Dalvin Cook had rushed for 65 yards on 17 carries and a touchdown and caught four passes for 29 yards to help the Vikings take a 13-0 halftime lead in their Week 5 game at Seattle. But whatever hope the 1-3 team had for turning around its season appeared to be lost when the running back came up hobbling after catching a Kirk Cousins pass on the Vikings’ first play from scrimmage in the third quarter.
Cook attempted to return for one more play but had trouble moving. Alexander Mattison replaced him, failed to get a yard on a fourth-and-1 from the Seahawks’ 6-yard line with his team leading late in the fourth quarter and quarterback Russell Wilson led Seattle on a 94-yard game-winning drive.
Cook did not play in the Vikings’ 40-23 loss the following Sunday to previously winless Atlanta at U.S. Bank Stadium and Minnesota entered its bye week with a 1-5 record and little hope for recovery. Cook, a second-round pick in 2017, had missed 12 games in his rookie season because of a torn ACL, five games in his second year because of a hamstring issue and two games last year because of a chest injury that also limited him in other late-season games.
The question was how much time would Cook’s latest injury, a groin issue, keep him out? While some of us were expecting Cook to potentially miss substantial playing time, Vikings coach Mike Zimmer and offensive coordinator Gary Kubiak were devising a plan to increase Cook’s role in the offense.

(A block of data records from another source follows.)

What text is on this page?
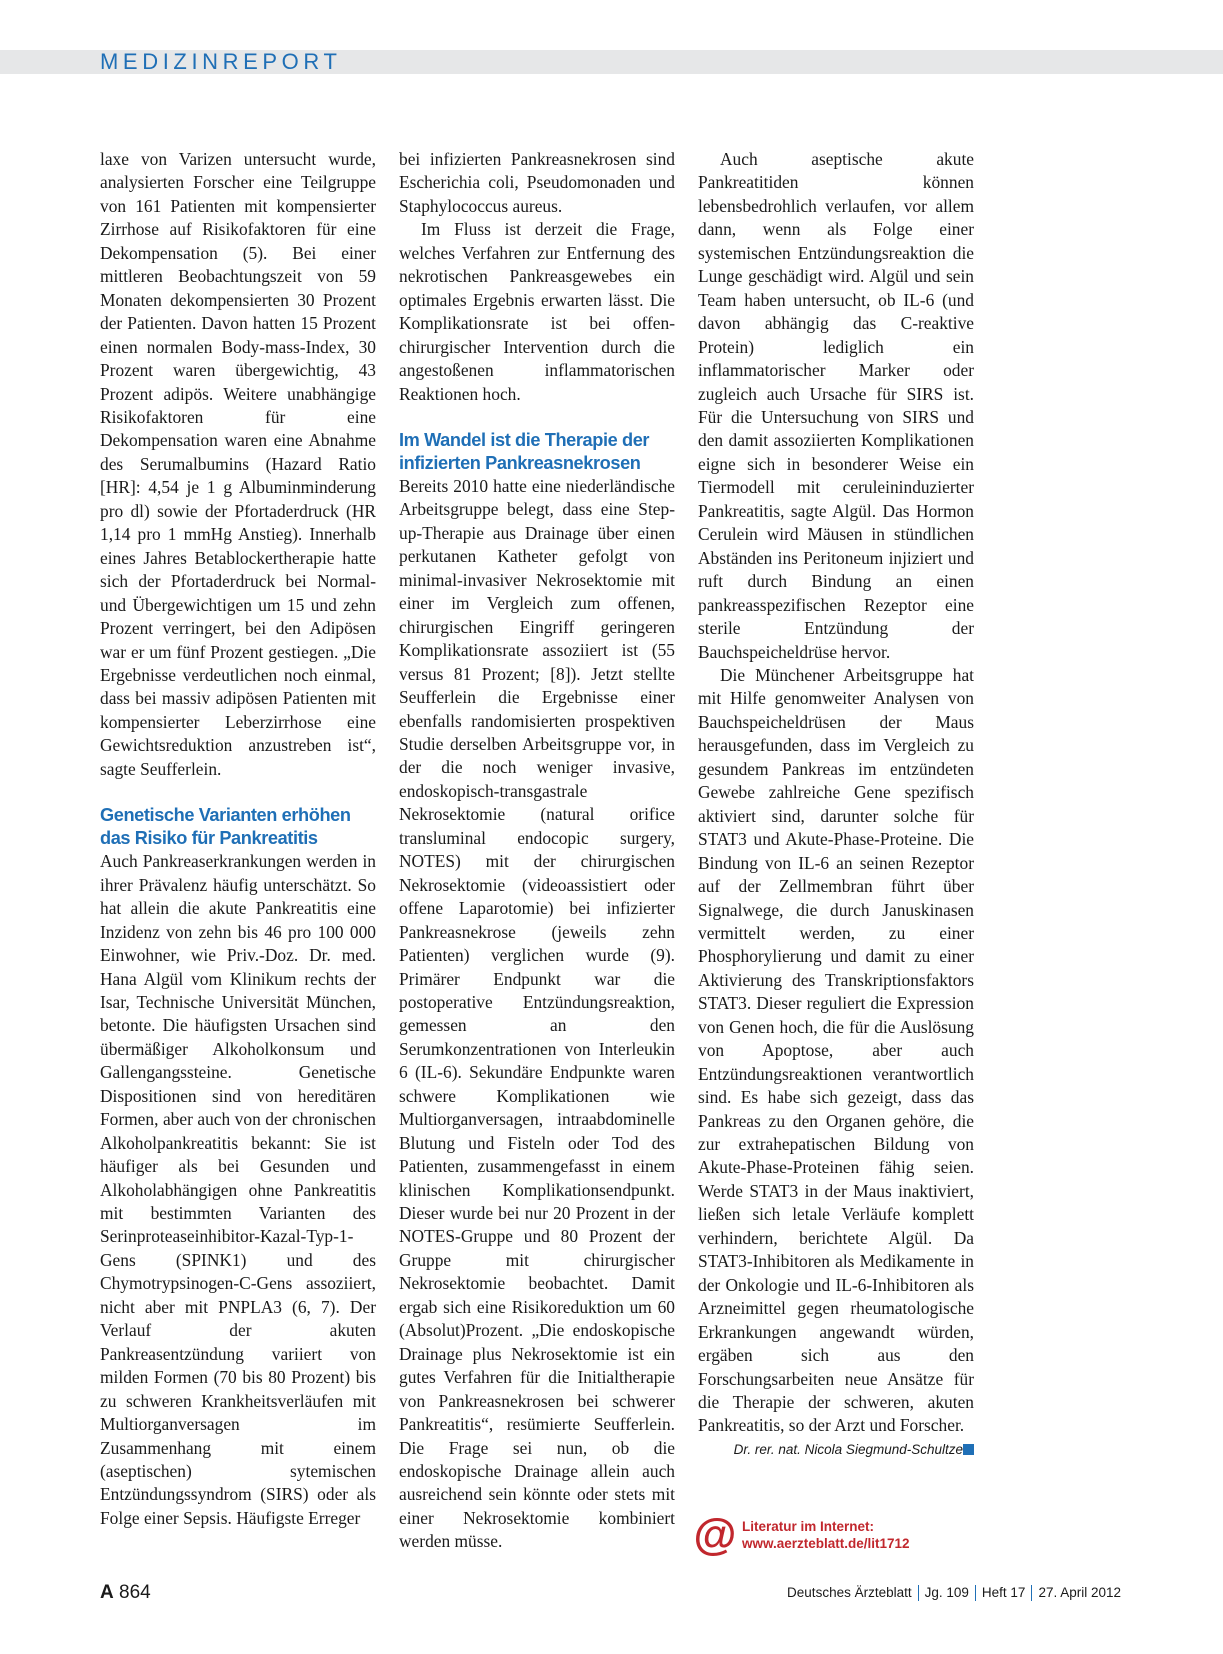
MEDIZINREPORT

laxe von Varizen untersucht wurde, analysierten Forscher eine Teilgruppe von 161 Patienten mit kompensierter Zirrhose auf Risikofaktoren für eine Dekompensation (5). Bei einer mittleren Beobachtungszeit von 59 Monaten dekompensierten 30 Prozent der Patienten. Davon hatten 15 Prozent einen normalen Body-mass-Index, 30 Prozent waren übergewichtig, 43 Prozent adipös. Weitere unabhängige Risikofaktoren für eine Dekompensation waren eine Abnahme des Serumalbumins (Hazard Ratio [HR]: 4,54 je 1 g Albuminminderung pro dl) sowie der Pfortaderdruck (HR 1,14 pro 1 mmHg Anstieg). Innerhalb eines Jahres Betablockertherapie hatte sich der Pfortaderdruck bei Normal- und Übergewichtigen um 15 und zehn Prozent verringert, bei den Adipösen war er um fünf Prozent gestiegen. „Die Ergebnisse verdeutlichen noch einmal, dass bei massiv adipösen Patienten mit kompensierter Leberzirrhose eine Gewichtsreduktion anzustreben ist“, sagte Seufferlein.

Genetische Varianten erhöhen das Risiko für Pankreatitis

Auch Pankreaserkrankungen werden in ihrer Prävalenz häufig unterschätzt. So hat allein die akute Pankreatitis eine Inzidenz von zehn bis 46 pro 100 000 Einwohner, wie Priv.-Doz. Dr. med. Hana Algül vom Klinikum rechts der Isar, Technische Universität München, betonte. Die häufigsten Ursachen sind übermäßiger Alkoholkonsum und Gallengangssteine. Genetische Dispositionen sind von hereditären Formen, aber auch von der chronischen Alkoholpankreatitis bekannt: Sie ist häufiger als bei Gesunden und Alkoholabhängigen ohne Pankreatitis mit bestimmten Varianten des Serinproteaseinhibitor-Kazal-Typ-1-Gens (SPINK1) und des Chymotrypsinogen-C-Gens assoziiert, nicht aber mit PNPLA3 (6, 7). Der Verlauf der akuten Pankreasentzündung variiert von milden Formen (70 bis 80 Prozent) bis zu schweren Krankheitsverläufen mit Multiorganversagen im Zusammenhang mit einem (aseptischen) sytemischen Entzündungssyndrom (SIRS) oder als Folge einer Sepsis. Häufigste Erreger

bei infizierten Pankreasnekrosen sind Escherichia coli, Pseudomonaden und Staphylococcus aureus.

Im Fluss ist derzeit die Frage, welches Verfahren zur Entfernung des nekrotischen Pankreasgewebes ein optimales Ergebnis erwarten lässt. Die Komplikationsrate ist bei offen-chirurgischer Intervention durch die angestoßenen inflammatorischen Reaktionen hoch.

Im Wandel ist die Therapie der infizierten Pankreasnekrosen

Bereits 2010 hatte eine niederländische Arbeitsgruppe belegt, dass eine Step-up-Therapie aus Drainage über einen perkutanen Katheter gefolgt von minimal-invasiver Nekrosektomie mit einer im Vergleich zum offenen, chirurgischen Eingriff geringeren Komplikationsrate assoziiert ist (55 versus 81 Prozent; [8]). Jetzt stellte Seufferlein die Ergebnisse einer ebenfalls randomisierten prospektiven Studie derselben Arbeitsgruppe vor, in der die noch weniger invasive, endoskopisch-transgastrale Nekrosektomie (natural orifice transluminal endocopic surgery, NOTES) mit der chirurgischen Nekrosektomie (videoassistiert oder offene Laparotomie) bei infizierter Pankreasnekrose (jeweils zehn Patienten) verglichen wurde (9). Primärer Endpunkt war die postoperative Entzündungsreaktion, gemessen an den Serumkonzentrationen von Interleukin 6 (IL-6). Sekundäre Endpunkte waren schwere Komplikationen wie Multiorganversagen, intraabdominelle Blutung und Fisteln oder Tod des Patienten, zusammengefasst in einem klinischen Komplikationsendpunkt. Dieser wurde bei nur 20 Prozent in der NOTES-Gruppe und 80 Prozent der Gruppe mit chirurgischer Nekrosektomie beobachtet. Damit ergab sich eine Risikoreduktion um 60 (Absolut)Prozent. „Die endoskopische Drainage plus Nekrosektomie ist ein gutes Verfahren für die Initialtherapie von Pankreasnekrosen bei schwerer Pankreatitis“, resümierte Seufferlein. Die Frage sei nun, ob die endoskopische Drainage allein auch ausreichend sein könnte oder stets mit einer Nekrosektomie kombiniert werden müsse.

Auch aseptische akute Pankreatitiden können lebensbedrohlich verlaufen, vor allem dann, wenn als Folge einer systemischen Entzündungsreaktion die Lunge geschädigt wird. Algül und sein Team haben untersucht, ob IL-6 (und davon abhängig das C-reaktive Protein) lediglich ein inflammatorischer Marker oder zugleich auch Ursache für SIRS ist. Für die Untersuchung von SIRS und den damit assoziierten Komplikationen eigne sich in besonderer Weise ein Tiermodell mit ceruleininduzierter Pankreatitis, sagte Algül. Das Hormon Cerulein wird Mäusen in stündlichen Abständen ins Peritoneum injiziert und ruft durch Bindung an einen pankreasspezifischen Rezeptor eine sterile Entzündung der Bauchspeicheldrüse hervor.

Die Münchener Arbeitsgruppe hat mit Hilfe genomweiter Analysen von Bauchspeicheldrüsen der Maus herausgefunden, dass im Vergleich zu gesundem Pankreas im entzündeten Gewebe zahlreiche Gene spezifisch aktiviert sind, darunter solche für STAT3 und Akute-Phase-Proteine. Die Bindung von IL-6 an seinen Rezeptor auf der Zellmembran führt über Signalwege, die durch Januskinasen vermittelt werden, zu einer Phosphorylierung und damit zu einer Aktivierung des Transkriptionsfaktors STAT3. Dieser reguliert die Expression von Genen hoch, die für die Auslösung von Apoptose, aber auch Entzündungsreaktionen verantwortlich sind. Es habe sich gezeigt, dass das Pankreas zu den Organen gehöre, die zur extrahepatischen Bildung von Akute-Phase-Proteinen fähig seien. Werde STAT3 in der Maus inaktiviert, ließen sich letale Verläufe komplett verhindern, berichtete Algül. Da STAT3-Inhibitoren als Medikamente in der Onkologie und IL-6-Inhibitoren als Arzneimittel gegen rheumatologische Erkrankungen angewandt würden, ergäben sich aus den Forschungsarbeiten neue Ansätze für die Therapie der schweren, akuten Pankreatitis, so der Arzt und Forscher.

Dr. rer. nat. Nicola Siegmund-Schultze
@ Literatur im Internet:
www.aerzteblatt.de/lit1712
A 864	Deutsches Ärzteblatt Jg. 109 Heft 17 27. April 2012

Three games later, it has gone better than Zimmer or Kubiak could have expected.
The Vikings have used the Dalvin Plan to get their season back on track, beating NFC North rivals Green Bay (28-22), Detroit (34-20) and Chicago (19-13). Minnesota has a realistic path to extending its winning streak to six with upcoming home games against Dallas, Carolina and Jacksonville. Those three teams are a combined 6-22.
Cook’s workload and production were significant in the four games before he was injured. Signed to a five-year, $63 million extension just before the season, he was averaging 20.8 touches per game, rushing for 489 yards on 92 carries (5.3 yards per carry) with seven touchdowns and catching 12 passes for 64 yards.
But in the three games since the bye, Cook has touched the ball an average of 30, yes, 30, times per game. He has gained 465 yards on 82 carries with five touchdowns and caught eight passes for 125 yards and another score. He ran for 163 yards on 30 carries and three touchdowns and caught two passes for 63 yards and TD in the victory over Green Bay. The 32 touches were a career high. Cook exceeded that number on Monday night at Soldier Field, gaining 96 yards on 30 rushing attempts and gaining 16 yards on four receptions.
Cook’s 3.2-yard rushing average might not have been impressive, but what did impress was Kubiak’s willingness to stick with the run against a Bears defense that was focused on not letting Cook beat them. The Bears punished Cook plenty of times but each time he got up. There was one scary moment in the second half where Cook stayed down and had to leave for a play, but it turned out he had fumbled the ball near the end of his carry and the football hit him in a sensitive area as he fell.
Cook has touched the ball 194 times this season, putting him behind only Tennessee’s Derrick Henry (212 touches) and Las Vegas’ Josh Jacobs (205) among NFL running backs. Henry and Jacobs have played in nine games apiece, while Cook is at eight (or 7.5, really, since he missed time against Seattle). Cook also leads the NFL in rushing with 954 yards, a 5.5-yard average, and 12 touchdowns. That is 8 more yards than Henry, who has 27 more carries.
Making Cook the centerpiece of the Vikings’ offense clearly makes everyone better, including quarterback Kirk Cousins, but the question is whether Zimmer and Kubiak can continue to use Cook this much and keep him healthy? The comeback to that: Can they afford to cut back on Cook’s carries and touches?
“My body feels good after that one,” Cook said Wednesday. “I’m ready to play another one. … You stay in your routine, get your mind back ready to go. With me, it’s about getting my body back in line to take those touches. I know mentally I’m there, I’m checked in, I’m ready to go and that’s just about getting my body ready to go. But I can take (the reps) because I’m ready.”
As long as that remains the case, the once struggling Vikings have a chance to remain in the playoff race.
“I think a lot of that depends on Dalvin, as we continue to move forward,” Zimmer said of Cook’s workload. “We take pretty good care of him during the week, each situation is a little bit different. Last week (against the Bears) was a little bit more of a physicality of game, with the front that they had. We’ll continue to look at all those things and look to get Alexander in there a little bit more. But when the game gets on the line, in situations like that, he doesn’t want to not be out there with his guys. … When I say a lot of it depends on him, it does.”